Interesting enough, depression can show up physically in the body, in the form of aches and pains. "It is an invisible pain that can get so intense, it becomes utterly crippling," yoga therapist
Suzanne Ludlum tells Bustle. You might have achey shoulders, headaches that keep hitting you midday, or a general sense of malaise that just won't go away. If you are feeling this pain without much of an explanation for it, then it may be a good idea to talk to a therapist about the possibility of depression.
You're Having Trouble Falling (And Staying) Asleep
Again, sleep problems can crop up for a variety of reasons, such as drinking too much caffeine during the day, or not giving yourself adequate time to wind down after a busy day. But they can also be a symptom of depression.
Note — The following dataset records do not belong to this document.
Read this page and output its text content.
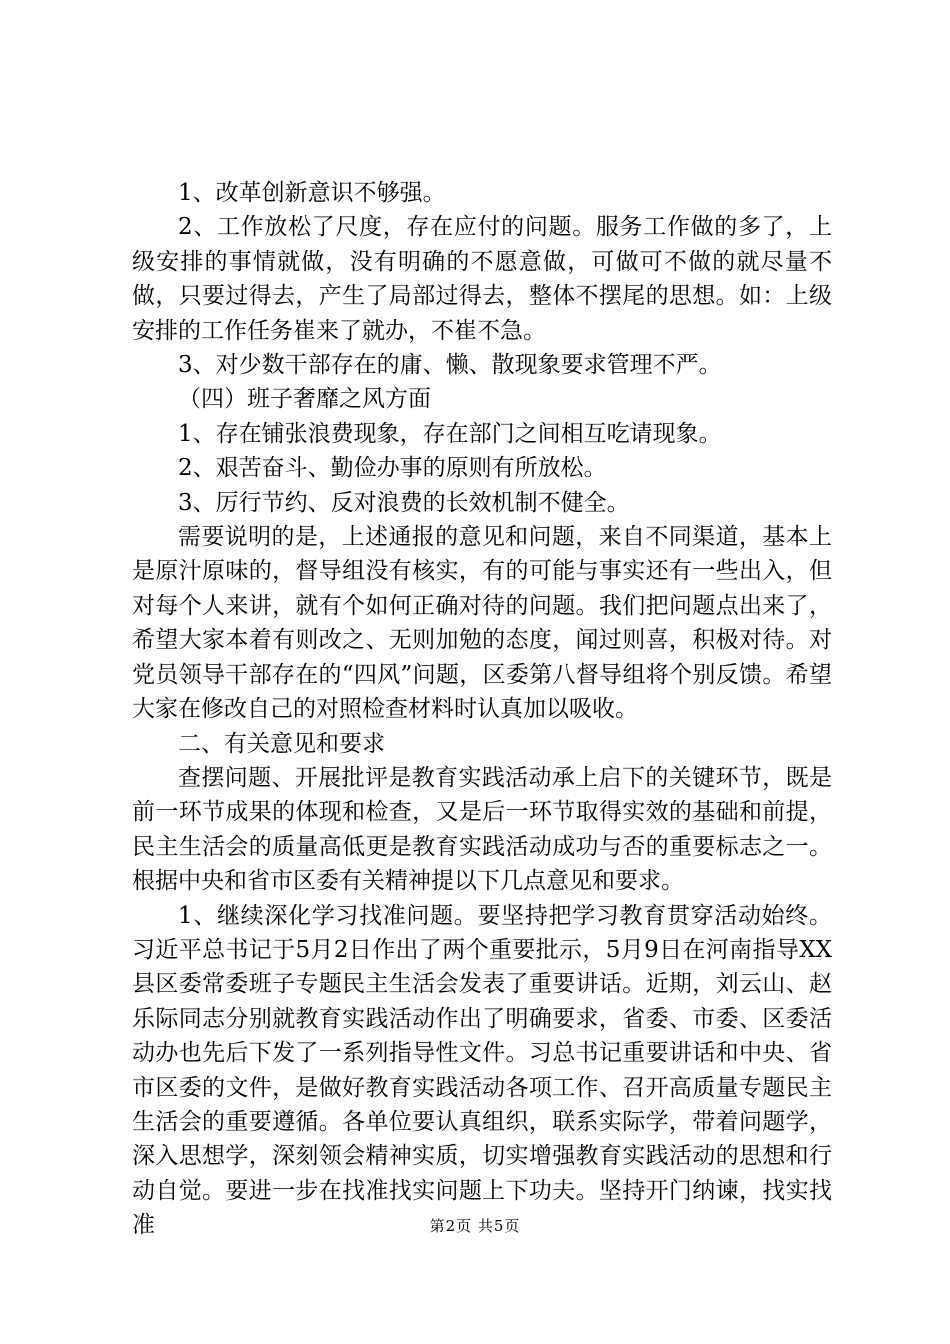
1、改革创新意识不够强。

2、工作放松了尺度，存在应付的问题。服务工作做的多了，上级安排的事情就做，没有明确的不愿意做，可做可不做的就尽量不做，只要过得去，产生了局部过得去，整体不摆尾的思想。如：上级安排的工作任务崔来了就办，不崔不急。

3、对少数干部存在的庸、懒、散现象要求管理不严。

（四）班子奢靡之风方面

1、存在铺张浪费现象，存在部门之间相互吃请现象。

2、艰苦奋斗、勤俭办事的原则有所放松。

3、厉行节约、反对浪费的长效机制不健全。

需要说明的是，上述通报的意见和问题，来自不同渠道，基本上是原汁原味的，督导组没有核实，有的可能与事实还有一些出入，但对每个人来讲，就有个如何正确对待的问题。我们把问题点出来了，希望大家本着有则改之、无则加勉的态度，闻过则喜，积极对待。对党员领导干部存在的“四风”问题，区委第八督导组将个别反馈。希望大家在修改自己的对照检查材料时认真加以吸收。

二、有关意见和要求

查摆问题、开展批评是教育实践活动承上启下的关键环节，既是前一环节成果的体现和检查，又是后一环节取得实效的基础和前提，民主生活会的质量高低更是教育实践活动成功与否的重要标志之一。根据中央和省市区委有关精神提以下几点意见和要求。

1、继续深化学习找准问题。要坚持把学习教育贯穿活动始终。习近平总书记于5月2日作出了两个重要批示，5月9日在河南指导XX县区委常委班子专题民主生活会发表了重要讲话。近期，刘云山、赵乐际同志分别就教育实践活动作出了明确要求，省委、市委、区委活动办也先后下发了一系列指导性文件。习总书记重要讲话和中央、省市区委的文件，是做好教育实践活动各项工作、召开高质量专题民主生活会的重要遵循。各单位要认真组织，联系实际学，带着问题学，深入思想学，深刻领会精神实质，切实增强教育实践活动的思想和行动自觉。要进一步在找准找实问题上下功夫。坚持开门纳谏，找实找准	第2页 共5页
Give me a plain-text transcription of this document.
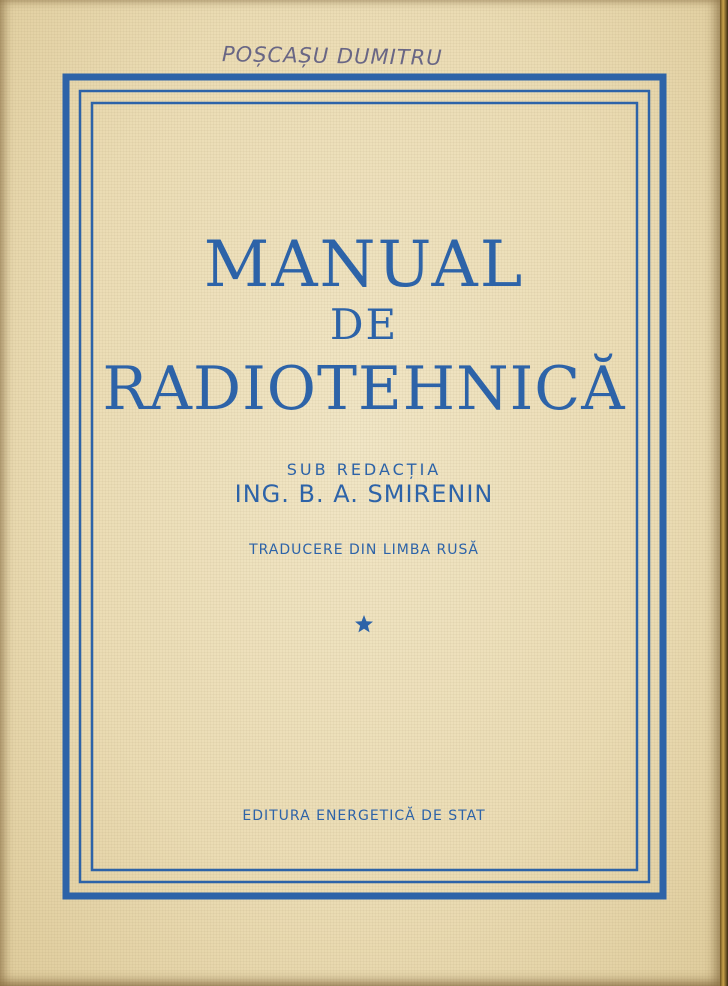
POȘCAȘU DUMITRU
MANUAL
DE
RADIOTEHNICĂ
SUB REDACȚIA
ING. B. A. SMIRENIN
TRADUCERE DIN LIMBA RUSĂ
EDITURA ENERGETICĂ DE STAT
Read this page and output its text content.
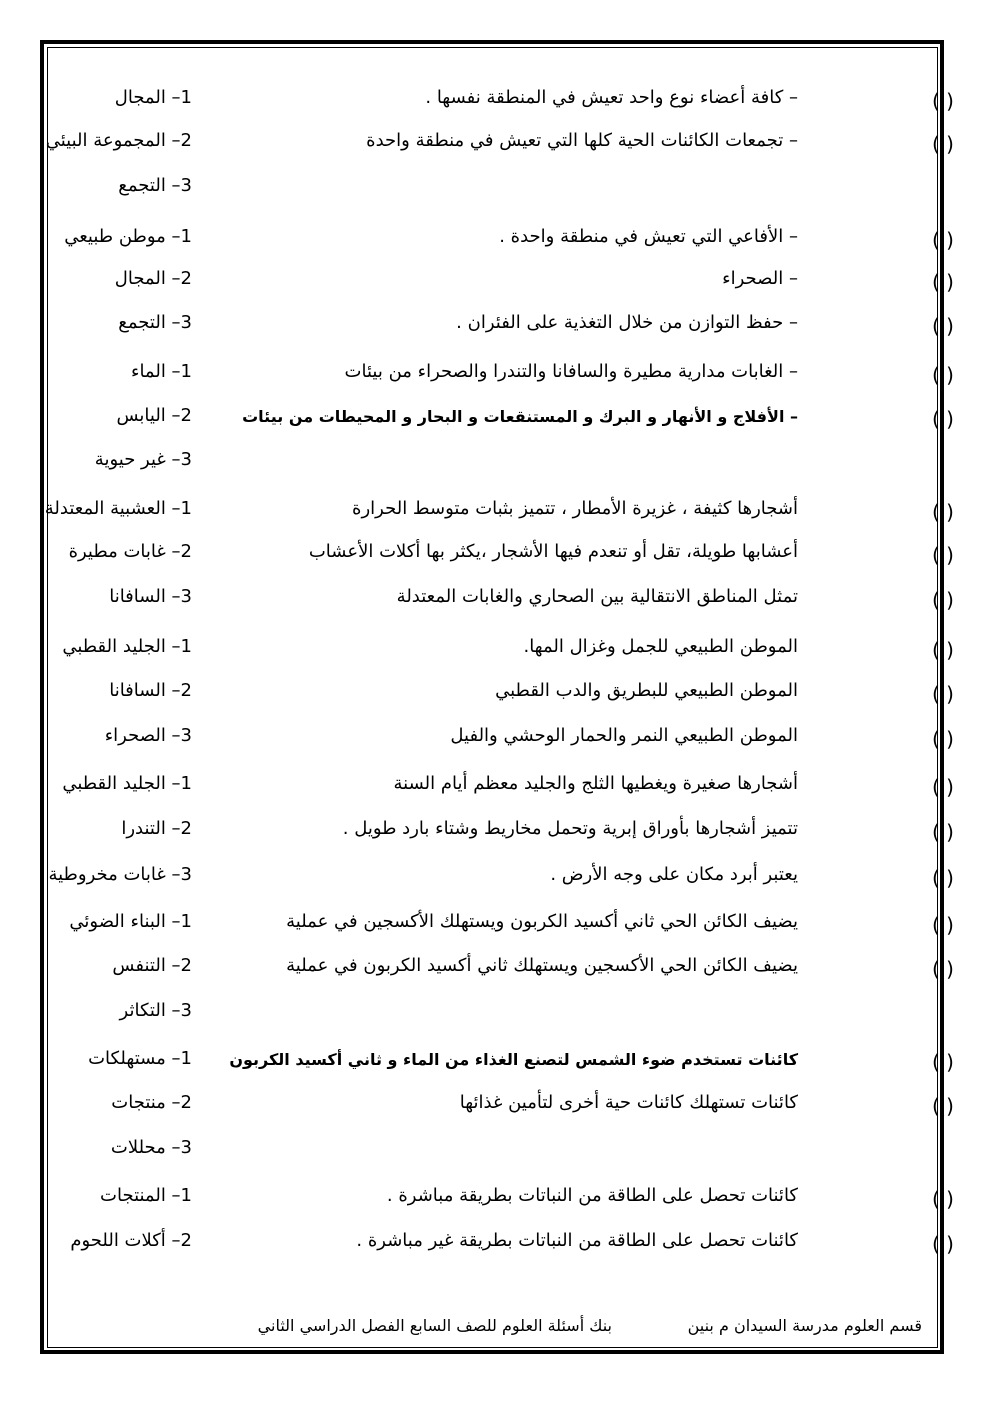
( )
– كافة أعضاء نوع واحد تعيش في المنطقة نفسها .
1– المجال
( )
– تجمعات الكائنات الحية كلها التي تعيش في منطقة واحدة
2– المجموعة البيئي
3– التجمع
( )
– الأفاعي التي تعيش في منطقة واحدة .
1– موطن طبيعي
( )
– الصحراء
2– المجال
( )
– حفظ التوازن من خلال التغذية على الفئران .
3– التجمع
( )
– الغابات مدارية مطيرة والسافانا والتندرا والصحراء من بيئات
1– الماء
( )
– الأفلاج و الأنهار و البرك و المستنقعات و البحار و المحيطات من بيئات
2– اليابس
3– غير حيوية
( )
أشجارها كثيفة ، غزيرة الأمطار ، تتميز بثبات متوسط الحرارة
1– العشبية المعتدلة
( )
أعشابها طويلة، تقل أو تنعدم فيها الأشجار ،يكثر بها أكلات الأعشاب
2– غابات مطيرة
( )
تمثل المناطق الانتقالية بين الصحاري والغابات المعتدلة
3– السافانا
( )
الموطن الطبيعي للجمل وغزال المها.
1– الجليد القطبي
( )
الموطن الطبيعي للبطريق والدب القطبي
2– السافانا
( )
الموطن الطبيعي النمر والحمار الوحشي والفيل
3– الصحراء
( )
أشجارها صغيرة ويغطيها الثلج والجليد معظم أيام السنة
1– الجليد القطبي
( )
تتميز أشجارها بأوراق إبرية وتحمل مخاريط وشتاء بارد طويل .
2– التندرا
( )
يعتبر أبرد مكان على وجه الأرض .
3– غابات مخروطية
( )
يضيف الكائن الحي ثاني أكسيد الكربون ويستهلك الأكسجين في عملية
1– البناء الضوئي
( )
يضيف الكائن الحي الأكسجين ويستهلك ثاني أكسيد الكربون في عملية
2– التنفس
3– التكاثر
( )
كائنات تستخدم ضوء الشمس لتصنع الغذاء من الماء و ثاني أكسيد الكربون
1– مستهلكات
( )
كائنات تستهلك كائنات حية أخرى لتأمين غذائها
2– منتجات
3– محللات
( )
كائنات تحصل على الطاقة من النباتات بطريقة مباشرة .
1– المنتجات
( )
كائنات تحصل على الطاقة من النباتات بطريقة غير مباشرة .
2– أكلات اللحوم
قسم العلوم مدرسة السيدان م بنين
بنك أسئلة العلوم للصف السابع الفصل الدراسي الثاني
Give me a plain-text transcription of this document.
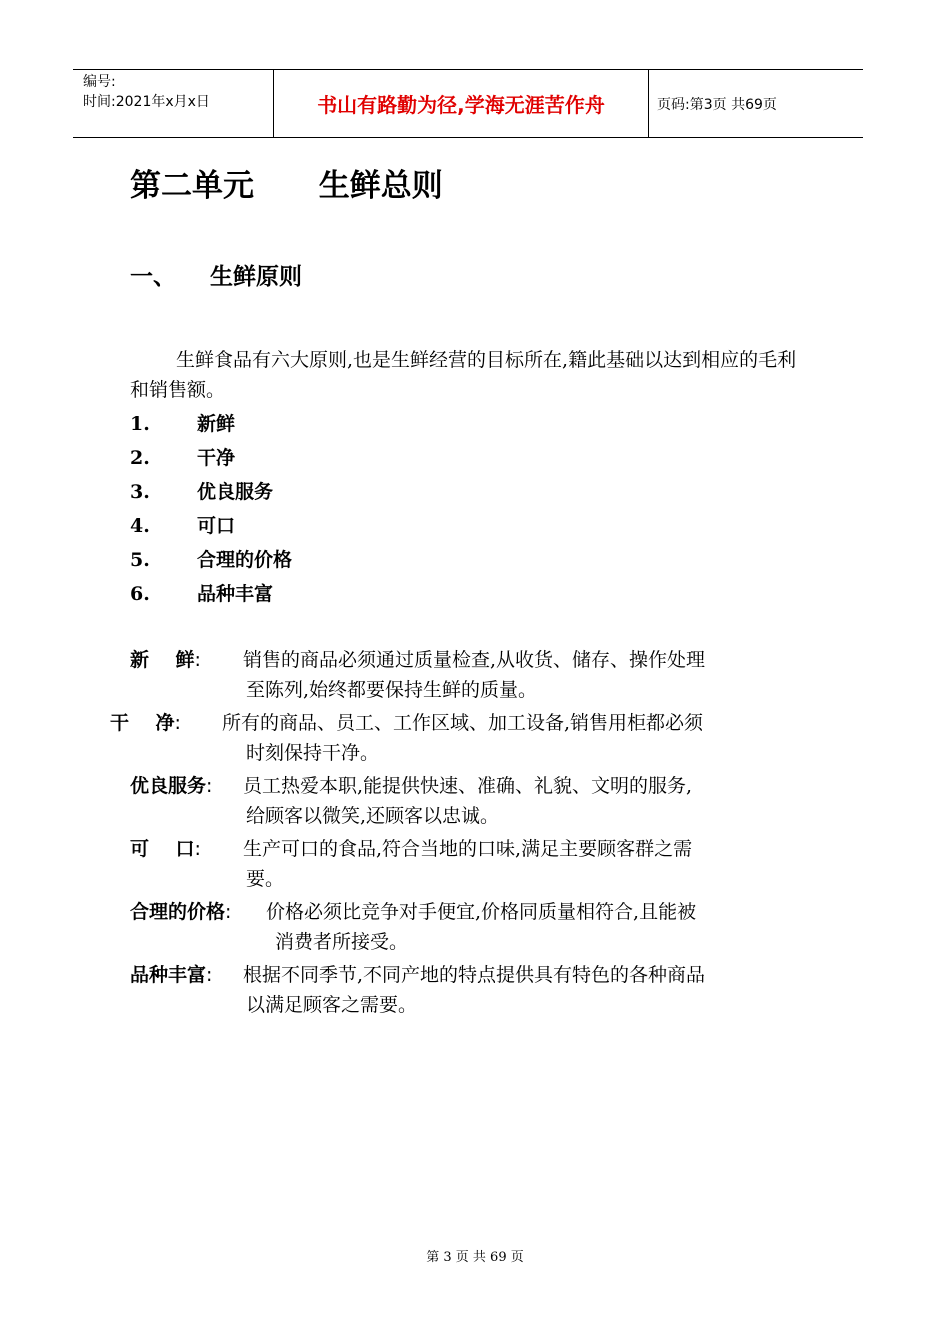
编号:
时间:2021年x月x日	书山有路勤为径,学海无涯苦作舟	页码:第3页 共69页
第二单元      生鲜总则
一、	生鲜原则

生鲜食品有六大原则,也是生鲜经营的目标所在,籍此基础以达到相应的毛利和销售额。

1.	新鲜
2.	干净
3.	优良服务
4.	可口
5.	合理的价格
6.	品种丰富
新    鲜: 销售的商品必须通过质量检查,从收货、储存、操作处理
至陈列,始终都要保持生鲜的质量。
干    净: 所有的商品、员工、工作区域、加工设备,销售用柜都必须
时刻保持干净。
优良服务: 员工热爱本职,能提供快速、准确、礼貌、文明的服务,
给顾客以微笑,还顾客以忠诚。
可    口: 生产可口的食品,符合当地的口味,满足主要顾客群之需
要。
合理的价格: 价格必须比竞争对手便宜,价格同质量相符合,且能被
消费者所接受。
品种丰富: 根据不同季节,不同产地的特点提供具有特色的各种商品
以满足顾客之需要。
第 3 页 共 69 页
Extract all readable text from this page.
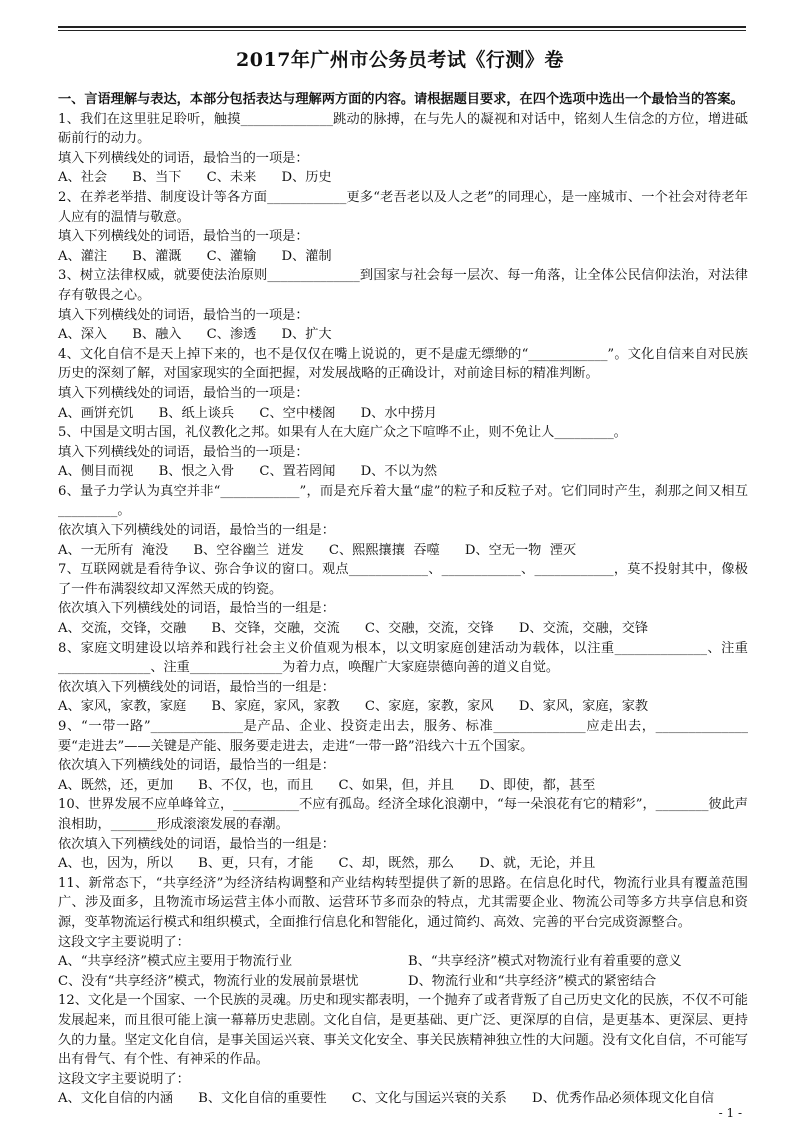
2017年广州市公务员考试《行测》卷
一、言语理解与表达，本部分包括表达与理解两方面的内容。请根据题目要求，在四个选项中选出一个最恰当的答案。
1、我们在这里驻足聆听，触摸______________跳动的脉搏，在与先人的凝视和对话中，铭刻人生信念的方位，增进砥砺前行的动力。
填入下列横线处的词语，最恰当的一项是：
A、社会      B、当下      C、未来      D、历史
2、在养老举措、制度设计等各方面____________更多“老吾老以及人之老”的同理心，是一座城市、一个社会对待老年人应有的温情与敬意。
填入下列横线处的词语，最恰当的一项是：
A、灌注      B、灌溉      C、灌输      D、灌制
3、树立法律权威，就要使法治原则______________到国家与社会每一层次、每一角落，让全体公民信仰法治，对法律存有敬畏之心。
填入下列横线处的词语，最恰当的一项是：
A、深入      B、融入      C、渗透      D、扩大
4、文化自信不是天上掉下来的，也不是仅仅在嘴上说说的，更不是虚无缥缈的“____________”。文化自信来自对民族历史的深刻了解，对国家现实的全面把握，对发展战略的正确设计，对前途目标的精准判断。
填入下列横线处的词语，最恰当的一项是：
A、画饼充饥      B、纸上谈兵      C、空中楼阁      D、水中捞月
5、中国是文明古国，礼仪教化之邦。如果有人在大庭广众之下喧哗不止，则不免让人_________。
填入下列横线处的词语，最恰当的一项是：
A、侧目而视      B、恨之入骨      C、置若罔闻      D、不以为然
6、量子力学认为真空并非“____________”，而是充斥着大量“虚”的粒子和反粒子对。它们同时产生，刹那之间又相互_________。
依次填入下列横线处的词语，最恰当的一组是：
A、一无所有  淹没      B、空谷幽兰  迸发      C、熙熙攘攘  吞噬      D、空无一物  湮灭
7、互联网就是看待争议、弥合争议的窗口。观点____________、____________、____________，莫不投射其中，像极了一件布满裂纹却又浑然天成的钧瓷。
依次填入下列横线处的词语，最恰当的一组是：
A、交流，交锋，交融      B、交锋，交融，交流      C、交融，交流，交锋      D、交流，交融，交锋
8、家庭文明建设以培养和践行社会主义价值观为根本，以文明家庭创建活动为载体，以注重______________、注重______________、注重______________为着力点，唤醒广大家庭崇德向善的道义自觉。
依次填入下列横线处的词语，最恰当的一组是：
A、家风，家教，家庭      B、家庭，家风，家教      C、家庭，家教，家风      D、家风，家庭，家教
9、“一带一路”______________是产品、企业、投资走出去，服务、标准______________应走出去，______________要“走进去”——关键是产能、服务要走进去，走进“一带一路”沿线六十五个国家。
依次填入下列横线处的词语，最恰当的一组是：
A、既然，还，更加      B、不仅，也，而且      C、如果，但，并且      D、即使，都，甚至
10、世界发展不应单峰耸立，__________不应有孤岛。经济全球化浪潮中，“每一朵浪花有它的精彩”，________彼此声浪相助，_______形成滚滚发展的春潮。
依次填入下列横线处的词语，最恰当的一组是：
A、也，因为，所以      B、更，只有，才能      C、却，既然，那么      D、就，无论，并且
11、新常态下，“共享经济”为经济结构调整和产业结构转型提供了新的思路。在信息化时代，物流行业具有覆盖范围广、涉及面多，且物流市场运营主体小而散、运营环节多而杂的特点，尤其需要企业、物流公司等多方共享信息和资源，变革物流运行模式和组织模式，全面推行信息化和智能化，通过简约、高效、完善的平台完成资源整合。
这段文字主要说明了：
A、“共享经济”模式应主要用于物流行业	B、“共享经济”模式对物流行业有着重要的意义
C、没有“共享经济”模式，物流行业的发展前景堪忧	D、物流行业和“共享经济”模式的紧密结合
12、文化是一个国家、一个民族的灵魂。历史和现实都表明，一个抛弃了或者背叛了自己历史文化的民族，不仅不可能发展起来，而且很可能上演一幕幕历史悲剧。文化自信，是更基础、更广泛、更深厚的自信，是更基本、更深层、更持久的力量。坚定文化自信，是事关国运兴衰、事关文化安全、事关民族精神独立性的大问题。没有文化自信，不可能写出有骨气、有个性、有神采的作品。
这段文字主要说明了：
A、文化自信的内涵      B、文化自信的重要性      C、文化与国运兴衰的关系      D、优秀作品必须体现文化自信
- 1 -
"It's common for people to either sleep too much or have difficulty with sleeping,"
licensed psychologist Dr. Crystal I. Lee tells Bustle. "It may be that you're up worrying, or it may be that it just feels impossible to sleep." Whatever the case may be, it's definitely something that you should talk to your doctor about.
You've Been Avoiding Your Friends
Everyone needs a little downtime, where you just stay in, watch a few movies, and recharge. And yet, if this has become your MO — and you've been canceling on your friends more often than not — it may be an issue worth looking into.
"When you have high-functioning depression, you often will isolate yourself from others," says Lee. "Your friends may think that you are being flaky, but you are actually just too depressed to be around people. Hanging out with friends suddenly feels like a chore and something you have to work at."
You Don't Feel Excited Or Hopeful About The Future
If you look into the future and see no hope, this may be mild depression. "If you have high functioning depression, you'll often feel hopeless about the future," Lee says. "It seems impossible that things will change for the better, and you think things will be stuck like this forever." You might not think you'll ever get where you want to be in your career, or that your relationships will never work out. And when you try to get excited or hopeful, nothing ever seems to click.
These symptoms come and go for most people on any given day. But if they're ongoing, they can be a sign of depression. It's easy to get used to them, ignore them, or even accept these symptoms as part of life, but they
can be improved. By taking great care of yourself, talking to friends, and seeing a therapist, it'll be possible to see the other side of this mild form of depression, and feel like yourself again.